I worry that in writing about this example I come across as over-sensitive, weak. Someone who micro-examines every past interaction for possible wrong doing and hurt. A mental hypochondriac if you will. But a part of me suspects I’m not the only one who has a few unresolved hurtful memories that they just can’t shake and get over. And if so, what’s the harm in addressing them? Taking a little time to examine them and give myself what I need? After all, the majority of us do the same thing for minor physical discomforts. We take aspirin for headaches, we clean small cuts and put bandages on them, we suck on lozenges for sore throats. All very reasonable and socially acceptable reactions to physical discomfort. I believe the small mental hurts deserve the same kind of attention. Because just like we don’t choose to get headaches, cuts or sore throats, we also don’t choose to have these memories bubble up. And just like we have the right to treat physical hurts, no matter where on the scale of severity they land, we also have the right to treat mental hurts no matter how perceivably big or small.
RESOURCES
Peter A. Levine PhD with Ann Frederick.

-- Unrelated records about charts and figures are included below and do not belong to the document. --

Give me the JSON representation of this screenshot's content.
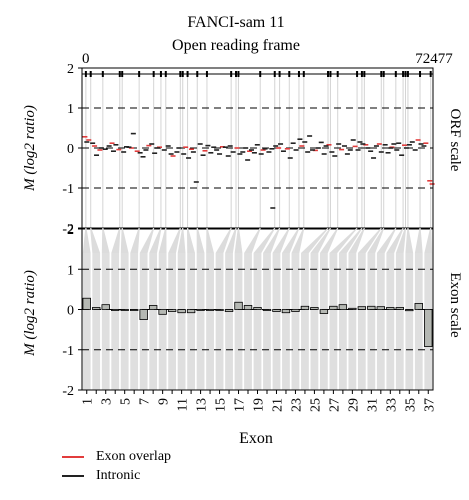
{
  "chart_data": [
    {
      "type": "scatter",
      "title": "FANCI-sam 11",
      "subtitle": "Open reading frame",
      "ylabel": "M (log2 ratio)",
      "right_label": "ORF scale",
      "x_range_labels": [
        "0",
        "72477"
      ],
      "xlim": [
        0,
        72477
      ],
      "ylim": [
        -2,
        2
      ],
      "y_ticks": [
        -2,
        -1,
        0,
        1,
        2
      ],
      "reference_lines": [
        1,
        0,
        -1
      ],
      "exon_positions": [
        800,
        1800,
        4300,
        7800,
        8300,
        11800,
        14800,
        16300,
        17300,
        20300,
        20800,
        21800,
        23800,
        25800,
        30800,
        31800,
        32300,
        36800,
        39800,
        40800,
        42800,
        44800,
        45800,
        50800,
        51300,
        52800,
        56800,
        57800,
        58300,
        61800,
        62300,
        64800,
        66300,
        66800,
        67300,
        69800,
        72000
      ],
      "series": [
        {
          "name": "Exon overlap",
          "color": "#e23c3c",
          "x": [
            600,
            1400,
            2600,
            3700,
            6200,
            7600,
            10200,
            11400,
            13800,
            16000,
            18800,
            21400,
            22600,
            25400,
            29000,
            32000,
            34600,
            37400,
            40600,
            42400,
            45400,
            48200,
            51000,
            53600,
            56400,
            58600,
            61400,
            64000,
            66600,
            69400,
            71000,
            71800,
            72300
          ],
          "y": [
            0.28,
            0.2,
            0.05,
            -0.05,
            0.12,
            -0.04,
            0.0,
            -0.08,
            0.06,
            0.02,
            -0.2,
            0.02,
            -0.03,
            -0.07,
            0.03,
            0.0,
            -0.08,
            -0.05,
            0.0,
            -0.02,
            0.05,
            -0.06,
            0.08,
            -0.04,
            0.04,
            0.08,
            0.1,
            0.02,
            0.07,
            0.2,
            0.12,
            -0.82,
            -0.9
          ]
        },
        {
          "name": "Intronic",
          "color": "#222222",
          "x": [
            1000,
            2200,
            3000,
            4000,
            4800,
            5600,
            6500,
            7000,
            8600,
            9200,
            9700,
            10600,
            12000,
            12600,
            13200,
            14400,
            15000,
            15600,
            17000,
            17800,
            18400,
            19600,
            20000,
            21000,
            22000,
            23000,
            23600,
            24400,
            25000,
            26000,
            26600,
            27200,
            27800,
            28400,
            29600,
            30200,
            30600,
            31200,
            32600,
            33200,
            33800,
            34200,
            35000,
            35600,
            36200,
            37000,
            37800,
            38600,
            39200,
            39400,
            40000,
            41000,
            41600,
            43000,
            43600,
            44200,
            45000,
            46000,
            46600,
            47000,
            47600,
            48800,
            49400,
            50000,
            50400,
            51600,
            52200,
            53000,
            54200,
            54800,
            55400,
            56000,
            57000,
            57400,
            58000,
            59000,
            59600,
            60200,
            60800,
            61800,
            62600,
            63200,
            63800,
            64400,
            65000,
            65400,
            66000,
            67000,
            67600,
            68200,
            68800,
            70000,
            70600
          ],
          "y": [
            0.15,
            0.12,
            -0.18,
            0.0,
            -0.03,
            0.05,
            -0.08,
            0.08,
            -0.1,
            0.03,
            0.02,
            0.36,
            -0.12,
            -0.22,
            -0.05,
            0.1,
            -0.13,
            0.0,
            -0.05,
            0.05,
            -0.15,
            -0.1,
            0.0,
            -0.15,
            -0.25,
            -0.1,
            -0.85,
            0.1,
            -0.18,
            0.06,
            -0.12,
            0.02,
            -0.05,
            -0.15,
            0.02,
            -0.2,
            0.05,
            -0.1,
            -0.15,
            -0.1,
            0.0,
            -0.3,
            -0.05,
            -0.12,
            0.08,
            -0.15,
            -0.02,
            -0.1,
            -0.02,
            -1.5,
            0.05,
            0.1,
            -0.08,
            -0.25,
            0.12,
            -0.05,
            0.22,
            0.15,
            -0.1,
            0.3,
            -0.05,
            0.0,
            0.14,
            -0.15,
            0.05,
            -0.1,
            -0.2,
            0.1,
            0.05,
            -0.15,
            -0.05,
            0.2,
            -0.05,
            0.15,
            0.1,
            0.0,
            -0.08,
            -0.25,
            0.05,
            -0.1,
            0.08,
            -0.12,
            0.0,
            0.1,
            -0.05,
            0.12,
            -0.18,
            0.0,
            0.08,
            0.15,
            -0.05,
            0.1,
            0.05
          ]
        }
      ]
    },
    {
      "type": "bar",
      "ylabel": "M (log2 ratio)",
      "right_label": "Exon scale",
      "xlabel": "Exon",
      "ylim": [
        -2,
        2
      ],
      "y_ticks": [
        -2,
        -1,
        0,
        1,
        2
      ],
      "reference_lines": [
        1,
        0,
        -1
      ],
      "x_tick_labels": [
        "1",
        "3",
        "5",
        "7",
        "9",
        "11",
        "13",
        "15",
        "17",
        "19",
        "21",
        "23",
        "25",
        "27",
        "29",
        "31",
        "33",
        "35",
        "37"
      ],
      "categories": [
        "1",
        "2",
        "3",
        "4",
        "5",
        "6",
        "7",
        "8",
        "9",
        "10",
        "11",
        "12",
        "13",
        "14",
        "15",
        "16",
        "17",
        "18",
        "19",
        "20",
        "21",
        "22",
        "23",
        "24",
        "25",
        "26",
        "27",
        "28",
        "29",
        "30",
        "31",
        "32",
        "33",
        "34",
        "35",
        "36",
        "37"
      ],
      "values": [
        0.28,
        0.05,
        0.12,
        0.0,
        0.0,
        0.0,
        -0.25,
        0.1,
        -0.12,
        -0.05,
        -0.08,
        -0.08,
        0.0,
        -0.02,
        0.0,
        -0.05,
        0.18,
        0.1,
        0.05,
        0.0,
        -0.05,
        -0.08,
        -0.05,
        0.08,
        0.05,
        -0.1,
        0.08,
        0.12,
        0.03,
        0.07,
        0.08,
        0.07,
        0.05,
        0.05,
        -0.03,
        0.15,
        -0.92
      ],
      "bar_color": "#b5b8b3"
    }
  ],
  "legend": [
    {
      "label": "Exon overlap",
      "color": "#e23c3c"
    },
    {
      "label": "Intronic",
      "color": "#222222"
    }
  ]
}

Waking the Tiger: Healing Trauma. North Atlantic Books; Illustrated edition (July 7 1997)
Waking the Tiger was the first book I read about trauma. It helped me understand what the effects of trauma are on a person’s body and mind without focusing on whether or not the event that caused it meets a defined threshold to be called a traumatic experience. It also gave me hope that as dooming as the word trauma sounds, that not only is trauma treatable, but it is also possible to come out more resilient than before which is how I now feel. I believe practicing Levine’s exercises outlined in this book as well as the ones in his online course which I mention below, were instrumental in helping unlock my unresolved trauma.
This is an online course by Peter Levine, the author of Waking the Tiger as mentioned above. There is some overlap in information between the book and the course, but the course provides a step-by-step guide in learning about and practicing Somatic Experiencing including graded negotiation.

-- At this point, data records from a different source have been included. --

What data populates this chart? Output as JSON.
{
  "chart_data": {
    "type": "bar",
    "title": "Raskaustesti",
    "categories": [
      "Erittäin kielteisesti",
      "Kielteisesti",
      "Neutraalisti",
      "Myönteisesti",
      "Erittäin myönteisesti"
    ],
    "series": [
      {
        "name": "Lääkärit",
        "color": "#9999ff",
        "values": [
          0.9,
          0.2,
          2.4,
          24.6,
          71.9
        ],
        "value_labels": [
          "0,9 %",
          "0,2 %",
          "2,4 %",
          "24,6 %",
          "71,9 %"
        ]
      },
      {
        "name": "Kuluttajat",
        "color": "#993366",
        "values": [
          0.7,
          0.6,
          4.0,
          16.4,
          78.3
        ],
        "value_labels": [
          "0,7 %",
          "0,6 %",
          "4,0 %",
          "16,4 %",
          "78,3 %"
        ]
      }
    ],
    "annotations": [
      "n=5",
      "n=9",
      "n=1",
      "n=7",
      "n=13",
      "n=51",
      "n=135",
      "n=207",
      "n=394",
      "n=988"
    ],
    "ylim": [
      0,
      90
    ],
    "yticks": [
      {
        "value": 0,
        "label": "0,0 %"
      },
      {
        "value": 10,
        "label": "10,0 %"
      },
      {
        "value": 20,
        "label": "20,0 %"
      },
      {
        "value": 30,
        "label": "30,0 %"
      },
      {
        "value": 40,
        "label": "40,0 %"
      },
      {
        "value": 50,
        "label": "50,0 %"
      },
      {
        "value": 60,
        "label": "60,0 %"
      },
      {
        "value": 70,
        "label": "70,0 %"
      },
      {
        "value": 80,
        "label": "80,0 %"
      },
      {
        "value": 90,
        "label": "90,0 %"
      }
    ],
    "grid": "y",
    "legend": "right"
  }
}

This links to a description and examples of Imagery Rescripting which is a similar process to Levine’s Gradated Negotiation.
Rick Hanson PhD. Hardwiring Happiness: The New Brain Science of Contentment, Calm and Confidence. Harmony (Oct. 8 2013)
I read and used the practices described in Hardwiring Happiness about two years after my memoir ends. When I write about trying to embody or feel emotions like worthiness, love and compassion, this is the book that taught me how to do that. In the book Hanson describes the brain’s negativity bias and offers suggestions and practices to counter balance it. The practices are simple, short and in my experience, very effective. While the title suggests it will make a person happier, the subtitle: The New Brain Science of Contentment, Calm and Confidence, in my opinion, is a more accurate description of what a person can expect from practicing the exercises. I use the exercises on a semi-regular basis when I need to challenge my negativity bias, build up positive feelings about myself and could use a dose of contentment, calm or confidence. I highly recommend this book.